Aujourd'hui je voudrais évoquer le philosophe allemand Jürgen Habermas, l'une des dernières grandes figures de la pensée européenne, qui a aujourd'hui 88 ans.
Les éditions Gallimard font paraître de lui une biographie et deux volumes de textes, c'est donc l'occasion de rendre hommage à ce philosophe mondialement connu, mais dont beaucoup d'intellectuels français ont pris l'habitude de se gausser. Parce que Habermas a élaboré une théorie de « l'agir communicationnel », parce qu’il essaie de penser la discussion libre, l'argumentation rationnelle, l'entente en vue d'un accord, bref le dialogue comme idéal démocratique et comme forme supérieure de l'action politique, beaucoup l'ont accusé d'être un doux rêveur, un gogo du consensus, bref un bisounours du concept. Voyez plutôt, Habermas aura réussi ce tour de force de réconcilier contre lui des sociologues comme Pierre Bourdieu et Alain Touraine, tous deux lui reprochant d'évacuer la dimension conflictuelle du monde social. Or à l'occasion de ces nouvelles parutions, nous sommes allés voir Habermas chez lui, à Starnberg, près de Munich, et l'homme que nous avons découvert est tout sauf un béni-oui-oui, c'est un philosophe aux prises avec les convulsions de l'histoire, un intellectuel dont la pensée est d'abord une « pensée contre ».

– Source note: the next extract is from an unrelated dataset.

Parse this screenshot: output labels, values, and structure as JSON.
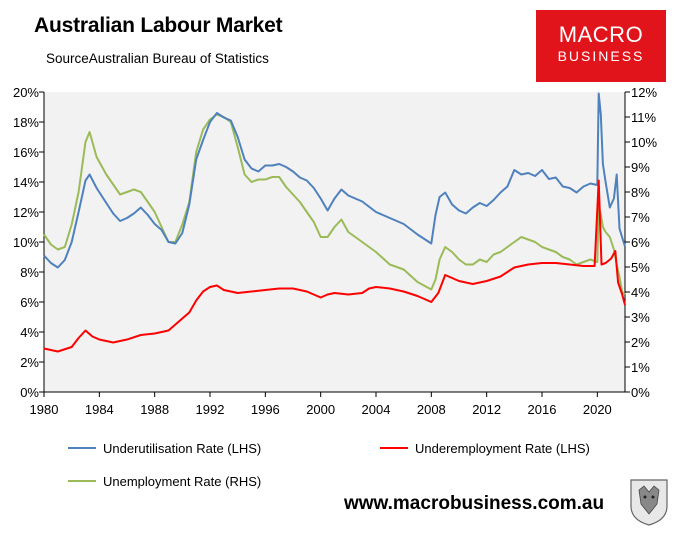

Contre le nazisme, d’abord, ce nazisme dans lequel Habermas a d’abord baigné, puisque son père avait adhéré au parti national-socialiste et que lui-même est passé par les Jeunesses hitlériennes. Contre l’Allemagne de l’après-guerre, ensuite, qui le dégoûtait d’autant plus que beaucoup de ses profs étaient d’anciens nazis sans remords_. « Nous devions vivre avec cette évidence que nous nous trouvions dans une université où d’anciens nazis donnaient des cours,_ raconte Habermas_. C’était ainsi, on ne pouvait rien faire contre »_. Or en réalité, vous l’aurez compris, il aura beaucoup fait, contre. Habermas n’a pas cessé de traquer le nazisme, ses concepts, son jargon, à même le texte, jusqu’au coeur de la philosophie. Indigné par l’aveuglement dont a longtemps bénéficié Heidegger, Habermas s’est cabré contre une certaine pensée française. Contre le culte du tragique et du crépusculaire, il a défendu les ressources de la pensée rationnelle, les droits de ce qu’il nomme une « raison faible, faillible, mais non défaitiste ». Sans pitié pour l’héritage du nazisme en philosophie, Habermas se montre aussi très critique à l’égard de sa propre tradition, la tradition critique, de gauche, issue de la fameuse école de Francfort. Contre le pessimisme de ses fondateurs, Adorno et Horkheimer, il a voulu reconstruire un savoir philosophique entièrement tendu vers l’idéal d’une émancipation à venir. Voilà, on ne comprend rien à la philosophie d’Habermas, à son désir de veiller sur une démocratie affaiblie, de relancer l’idéal européen face à la montée des populismes, on ne comprend rien à tout cela si on n’a pas en tête cette mémoire meurtrie, cette conscience toujours aux aguets, où s’enracine son écriture à la fois si rationnelle et si exaltée, cet élan bouleversant qu’on peut nommer, en reprenant une de ses formules, un « pathos de la vérité ».